Islamabad: Pakistan's newly-elected prime minister has offered to start a dialogue with India to resolve long-running disputes between the neighbours, including over the Kashmir region.

Imran Khan, a former cricket star who was sworn in last week, tweeted that the two countries should focus on alleviating poverty in South Asia by pursuing new trade agreements.

“To move forward Pakistan and India must dialogue and resolve their conflicts incl Kashmir: The best way to alleviate poverty and uplift the people of the subcontinent is to resolve our differences through dialogue and start trading (sic),” Khan tweeted on Tuesday.

Indian Prime Minister Narendra Modi congratulated Khan after his swearing-in and expressed a desire for talks.
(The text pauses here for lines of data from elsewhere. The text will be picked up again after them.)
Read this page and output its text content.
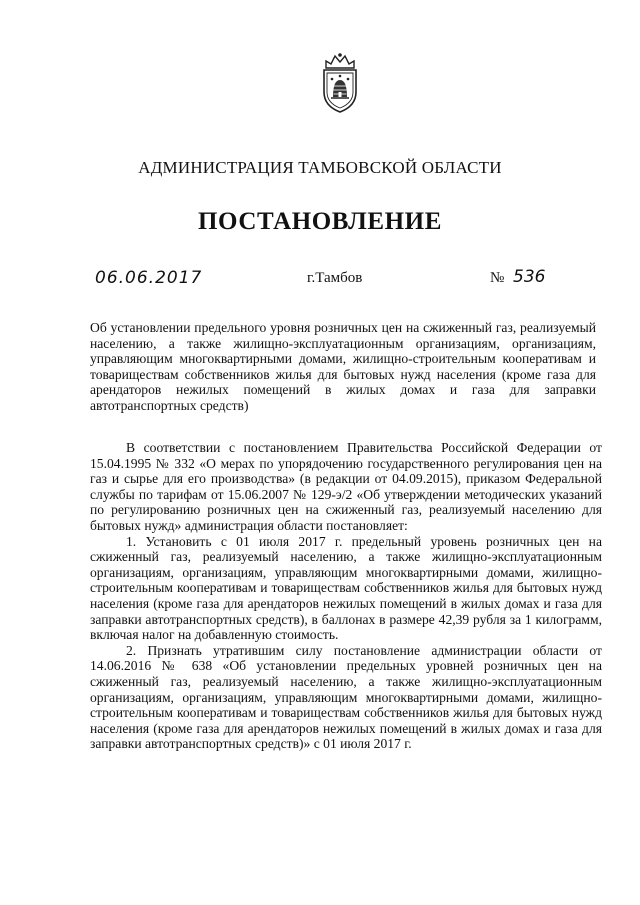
АДМИНИСТРАЦИЯ ТАМБОВСКОЙ ОБЛАСТИ
ПОСТАНОВЛЕНИЕ
06.06.2017	г.Тамбов	№ 536

Об установлении предельного уровня розничных цен на сжиженный газ, реализуемый населению, а также жилищно-эксплуатационным организациям, организациям, управляющим многоквартирными домами, жилищно-строительным кооперативам и товариществам собственников жилья для бытовых нужд населения (кроме газа для арендаторов нежилых помещений в жилых домах и газа для заправки автотранспортных средств)

В соответствии с постановлением Правительства Российской Федерации от 15.04.1995 № 332 «О мерах по упорядочению государственного регулирования цен на газ и сырье для его производства» (в редакции от 04.09.2015), приказом Федеральной службы по тарифам от 15.06.2007 № 129-э/2 «Об утверждении методических указаний по регулированию розничных цен на сжиженный газ, реализуемый населению для бытовых нужд» администрация области постановляет:

1. Установить с 01 июля 2017 г. предельный уровень розничных цен на сжиженный газ, реализуемый населению, а также жилищно-эксплуатационным организациям, организациям, управляющим многоквартирными домами, жилищно-строительным кооперативам и товариществам собственников жилья для бытовых нужд населения (кроме газа для арендаторов нежилых помещений в жилых домах и газа для заправки автотранспортных средств), в баллонах в размере 42,39 рубля за 1 килограмм, включая налог на добавленную стоимость.

2. Признать утратившим силу постановление администрации области от 14.06.2016 № 638 «Об установлении предельных уровней розничных цен на сжиженный газ, реализуемый населению, а также жилищно-эксплуатационным организациям, организациям, управляющим многоквартирными домами, жилищно-строительным кооперативам и товариществам собственников жилья для бытовых нужд населения (кроме газа для арендаторов нежилых помещений в жилых домах и газа для заправки автотранспортных средств)» с 01 июля 2017 г.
Khan's inauguration was attended by former India batsman and Congress leader Navjot Singh Sidhu, who faced criticism upon his return to India.

Also read: Sidhu calls hug with Pakistan Army chief 'emotional moment'

Khan thanked his longtime friend Sidhu, calling him an "ambassador of peace," and said his detractors were doing a "disservice" to peace in the subcontinent.

"Without peace our people cannot progress" Khan said.

"I want to thank Sidhu for coming to Pakistan for my oath taking. He was an ambassador of peace & was given amazing love & affection by ppl of Pakistan. Those in India who targeted him are doing a gt disservice to peace in the subcontinent - without peace our ppl cannot progress (sic)," Khan, who led Pakistan to 1992 cricket World Cup glory, tweeted.

India and Pakistan have fought three wars since gaining independence from Britain in 1947, two of them over Kashmir.

Pakistan's new Foreign Minister, Shah Mahmood Qureshi, said Tuesday that a cease-fire along the Line of Control (LoC) dividing the two zones was in the interest of both countries.

India and Pakistan signed a cease-fire agreement in 2003, but the two regularly exchange fire across the LoC, killing and injuring civilians on both sides.

Qureshi also acknowledged the long history of strained relations between Pakistan and the United States, saying Pakistan would insist on relations based on "respect and trust."

The US has long accused Pakistan of turning a blind eye to the Afghan Taliban and other militants who carry out attacks in neighbouring Afghanistan against US and Afghan forces. Pakistan denies the allegations.

"We have rendered great sacrifices in the war against terrorism," Qureshi said, adding that he looked forward to meeting with US Secretary of State Mike Pompeo, who is expected to visit the region in September.